A day after her eleventh birthday, after a month of tippy-toes and shut-up days in her room, an owl flew in Lily's bedroom window. In the days after Harry, nothing seemed strange and she solemnly took the envelope of funny coloured cardboard-like paper addressed to her that the owl offered. It was sealed with a wax seal that Lily scraped off carelessly with bitten fingernails and it said:

Dear Miss Evans

We are pleased to inform you that you have a place at Hogwarts School of Witchcraft and Wizardry. Please find enclosed a list of all necessary books and equipment.

Term begins on 1 September. We await your owl by no later than 31 July.

Yours sincerely,

Minerva McGonagall

Deputy Headmistress

Lily had run her fingers over the letter like it was a sacred object, because they had known they were special and magical, and it was, because it was the doorway to a whole new world. Their world.
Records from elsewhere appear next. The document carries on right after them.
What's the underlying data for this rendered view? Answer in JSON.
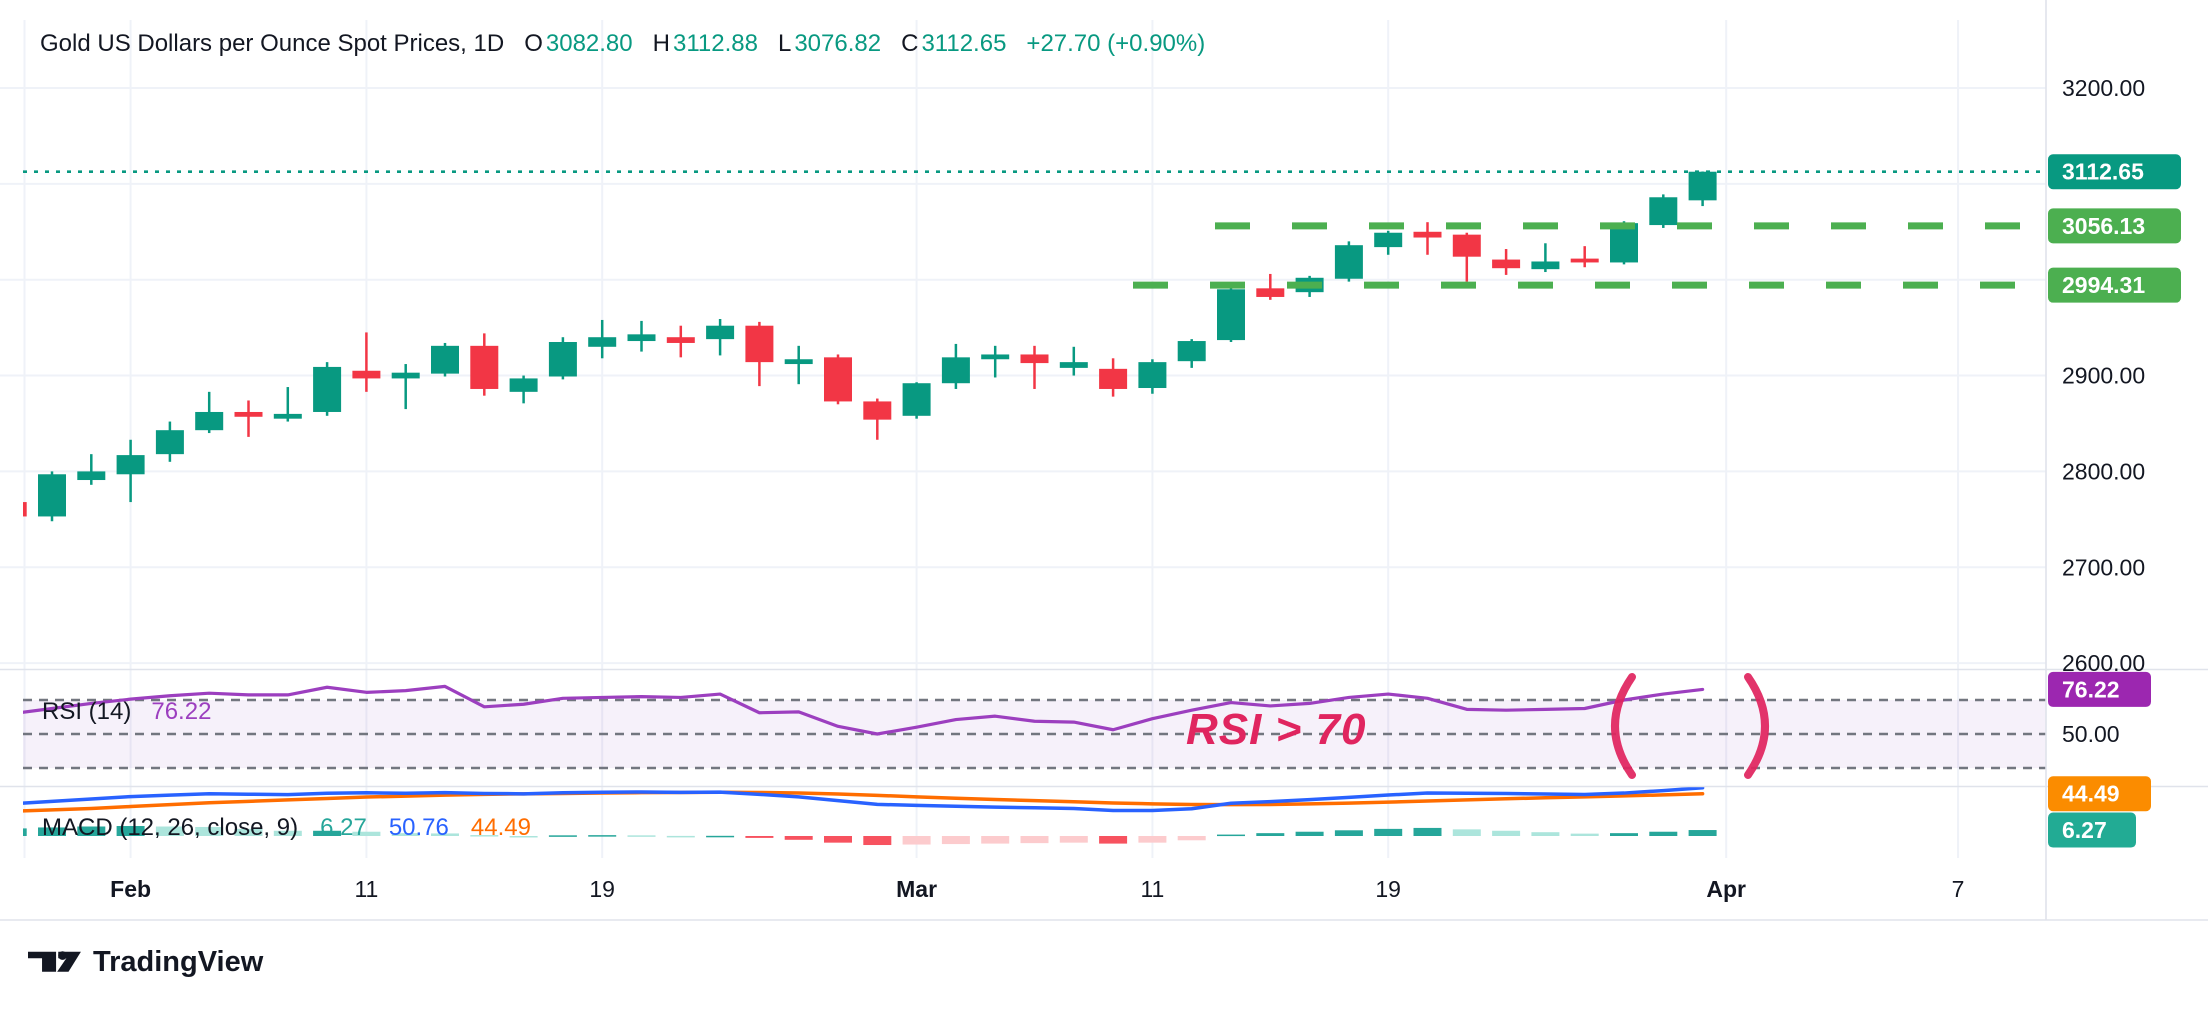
{
  "header": {
    "title": "Gold US Dollars per Ounce Spot Prices, 1D",
    "open_label": "O",
    "open": "3082.80",
    "high_label": "H",
    "high": "3112.88",
    "low_label": "L",
    "low": "3076.82",
    "close_label": "C",
    "close": "3112.65",
    "change": "+27.70 (+0.90%)"
  },
  "rsi_panel": {
    "name": "RSI (14)",
    "value": "76.22"
  },
  "macd_panel": {
    "name": "MACD (12, 26, close, 9)",
    "histogram": "6.27",
    "macd": "50.76",
    "signal": "44.49"
  },
  "annotation": {
    "text": "RSI > 70",
    "color": "#E0255F"
  },
  "watermark": {
    "text": "TradingView"
  },
  "colors": {
    "up": "#089981",
    "down": "#F23645",
    "hist_up": "#26A69A",
    "hist_up_light": "#ACE5DC",
    "hist_down": "#F7525F",
    "hist_down_light": "#FCCBCD",
    "macd": "#2962FF",
    "signal": "#FF6D00",
    "rsi": "#9C3FBF",
    "rsi_badge": "#9C27B0",
    "level_green": "#4CAF50",
    "last_price": "#089981",
    "annotation_pink": "#E0255F",
    "grid": "#EFF2F8",
    "separator": "#E0E3EB",
    "axis_text": "#131722",
    "rsi_dash": "#72767F",
    "badge_orange": "#FB8C00",
    "badge_hist": "#22AB94",
    "rsi_band_fill": "rgba(126,63,191,0.07)"
  },
  "axis": {
    "price_ticks": [
      {
        "label": "3200.00",
        "value": 3200
      },
      {
        "label": "2900.00",
        "value": 2900
      },
      {
        "label": "2800.00",
        "value": 2800
      },
      {
        "label": "2700.00",
        "value": 2700
      },
      {
        "label": "2600.00",
        "value": 2600
      }
    ],
    "rsi_tick": {
      "label": "50.00",
      "value": 50
    },
    "time_ticks": [
      {
        "label": "",
        "index": 0.3,
        "bold": false
      },
      {
        "label": "Feb",
        "index": 3,
        "bold": true
      },
      {
        "label": "11",
        "index": 9,
        "bold": false
      },
      {
        "label": "19",
        "index": 15,
        "bold": false
      },
      {
        "label": "Mar",
        "index": 23,
        "bold": true
      },
      {
        "label": "11",
        "index": 29,
        "bold": false
      },
      {
        "label": "19",
        "index": 35,
        "bold": false
      },
      {
        "label": "Apr",
        "index": 43.6,
        "bold": true
      },
      {
        "label": "7",
        "index": 49.5,
        "bold": false
      }
    ],
    "badges": [
      {
        "label": "3112.65",
        "bg": "#089981",
        "panel": "price",
        "value": 3112.65
      },
      {
        "label": "3056.13",
        "bg": "#4CAF50",
        "panel": "price",
        "value": 3056.13
      },
      {
        "label": "2994.31",
        "bg": "#4CAF50",
        "panel": "price",
        "value": 2994.31
      },
      {
        "label": "76.22",
        "bg": "#9C27B0",
        "panel": "rsi",
        "value": 76.22
      },
      {
        "label": "44.49",
        "bg": "#FB8C00",
        "panel": "macd",
        "value": 44.49
      },
      {
        "label": "6.27",
        "bg": "#22AB94",
        "panel": "macd",
        "value": 6.27
      }
    ]
  },
  "chart_data": {
    "type": "candlestick",
    "title": "Gold US Dollars per Ounce Spot Prices",
    "interval": "1D",
    "last_ohlc": {
      "open": 3082.8,
      "high": 3112.88,
      "low": 3076.82,
      "close": 3112.65,
      "change": 27.7,
      "change_pct": 0.9
    },
    "price_axis_ticks": [
      3200,
      2900,
      2800,
      2700,
      2600
    ],
    "price_gridlines": [
      3200,
      3100,
      3000,
      2900,
      2800,
      2700,
      2600
    ],
    "x_tick_labels": [
      "Feb",
      "11",
      "19",
      "Mar",
      "11",
      "19",
      "Apr",
      "7"
    ],
    "levels": {
      "last_close_dotted": 3112.65,
      "resistance_dashed": 3056.13,
      "support_dashed": 2994.31
    },
    "candles_ohlc": [
      [
        2768,
        2770,
        2750,
        2753
      ],
      [
        2753,
        2800,
        2748,
        2797
      ],
      [
        2791,
        2818,
        2786,
        2800
      ],
      [
        2797,
        2833,
        2768,
        2817
      ],
      [
        2818,
        2852,
        2810,
        2843
      ],
      [
        2843,
        2883,
        2840,
        2862
      ],
      [
        2862,
        2874,
        2836,
        2857
      ],
      [
        2855,
        2888,
        2852,
        2860
      ],
      [
        2862,
        2914,
        2858,
        2909
      ],
      [
        2905,
        2945,
        2883,
        2897
      ],
      [
        2897,
        2912,
        2865,
        2903
      ],
      [
        2902,
        2934,
        2899,
        2931
      ],
      [
        2931,
        2944,
        2879,
        2886
      ],
      [
        2883,
        2900,
        2871,
        2897
      ],
      [
        2899,
        2940,
        2896,
        2935
      ],
      [
        2930,
        2958,
        2918,
        2940
      ],
      [
        2936,
        2957,
        2925,
        2943
      ],
      [
        2940,
        2952,
        2919,
        2934
      ],
      [
        2938,
        2959,
        2921,
        2952
      ],
      [
        2952,
        2956,
        2889,
        2914
      ],
      [
        2912,
        2931,
        2891,
        2917
      ],
      [
        2919,
        2922,
        2870,
        2873
      ],
      [
        2873,
        2876,
        2833,
        2854
      ],
      [
        2858,
        2893,
        2855,
        2892
      ],
      [
        2892,
        2933,
        2886,
        2919
      ],
      [
        2917,
        2931,
        2898,
        2922
      ],
      [
        2922,
        2931,
        2886,
        2913
      ],
      [
        2908,
        2930,
        2900,
        2914
      ],
      [
        2907,
        2918,
        2878,
        2886
      ],
      [
        2887,
        2917,
        2881,
        2914
      ],
      [
        2915,
        2938,
        2908,
        2936
      ],
      [
        2937,
        2993,
        2935,
        2990
      ],
      [
        2991,
        3006,
        2979,
        2982
      ],
      [
        2987,
        3004,
        2982,
        3002
      ],
      [
        3001,
        3040,
        2998,
        3036
      ],
      [
        3034,
        3051,
        3026,
        3049
      ],
      [
        3050,
        3060,
        3026,
        3044
      ],
      [
        3047,
        3049,
        2998,
        3024
      ],
      [
        3021,
        3032,
        3005,
        3012
      ],
      [
        3011,
        3038,
        3008,
        3019
      ],
      [
        3022,
        3035,
        3013,
        3018
      ],
      [
        3018,
        3061,
        3016,
        3059
      ],
      [
        3057,
        3089,
        3054,
        3086
      ],
      [
        3082.8,
        3112.88,
        3076.82,
        3112.65
      ]
    ],
    "rsi_14": [
      62,
      65,
      68,
      70.5,
      72.5,
      74,
      73,
      73,
      77.5,
      74.5,
      75.5,
      78,
      66,
      67.5,
      71,
      71.5,
      72,
      71.5,
      73.5,
      62.5,
      63,
      54.5,
      50,
      54,
      58.5,
      60.5,
      57.5,
      57,
      52.5,
      59,
      64,
      68.5,
      66.5,
      68,
      71.5,
      73.5,
      71,
      64.5,
      64,
      64.5,
      65,
      70,
      73.5,
      76.22
    ],
    "rsi_levels": [
      70,
      50,
      30
    ],
    "rsi_current": 76.22,
    "macd_line": [
      34,
      36.5,
      39,
      41.5,
      43,
      44.5,
      44,
      43.5,
      45,
      45.5,
      45,
      45.7,
      44.8,
      44.4,
      45.5,
      46.1,
      46.3,
      45.9,
      46.2,
      43.8,
      41.2,
      37.2,
      33.3,
      32.2,
      31.3,
      30.4,
      29.7,
      29,
      26.8,
      26.8,
      28.7,
      34.5,
      36.2,
      38.3,
      40.6,
      43.1,
      45.3,
      45,
      44.7,
      44.2,
      43.7,
      45.2,
      47.8,
      50.76
    ],
    "signal_line": [
      26,
      27.5,
      29,
      31,
      33,
      35,
      36.5,
      38,
      39.5,
      41,
      42,
      43,
      43.8,
      44.4,
      44.8,
      45.2,
      45.6,
      45.8,
      46,
      45.8,
      45.2,
      44.2,
      42.8,
      41.2,
      39.8,
      38.4,
      37.2,
      36,
      34.8,
      33.8,
      33.2,
      33,
      33.2,
      33.8,
      34.6,
      35.6,
      36.8,
      38,
      39.2,
      40.2,
      41.2,
      42.2,
      43.3,
      44.49
    ],
    "macd_current": 50.76,
    "signal_current": 44.49,
    "histogram_current": 6.27
  }
}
Except Harry wasn't there and never could be.

She'd pulled on her coat and tucked the letter in her pocket. Then she'd turned and walked to Aunt Heather's house where she'd climbed up to the empty treehouse and for the first time since that dark day, she'd let the sadness swallow her completely and let the tears fall.

Two months later, she was on a train, going to her new school, happy, but not happy because Harry wasn't there. A noise in the hallway caught her attention, and a moment later, a boy with messy black hair and round glasses entered, dragging his trunk and a cage that most likely held an owl.

'Hello,' he'd said. 'This compartment full?'

'No,' she'd said, because it wasn't; the sole occupant was herself.

'Do you mind if I sit here?' he'd asked.

'Not at all,' she'd replied distantly; at that point in time she could have been sharing a compartment with Hitler and she wouldn't have cared.

'Well that's good then,' he'd replied cheerfully, plonking his things down and sticking out his hand. 'I'm James Potter.'

Lily had looked away from the window and looked at the hand he was offering. After a moment's deliberation, she'd shaken it. 'Lily Evans.'

'Nice name,' he'd said. 'Lilies are pretty flowers.'

'My cousin used to call me a silly plant,' Lily'd said on impulse, at the same time wondering why on earth she was telling things like that to a boy she'd only just met.

'My cousin calls me idiot, so that's definitely an improvement,' James'd said, flashing a grin.

For the first time in a long time Lily had smiled.

She'd realised that there was life after Harry and hell, she was going to live it.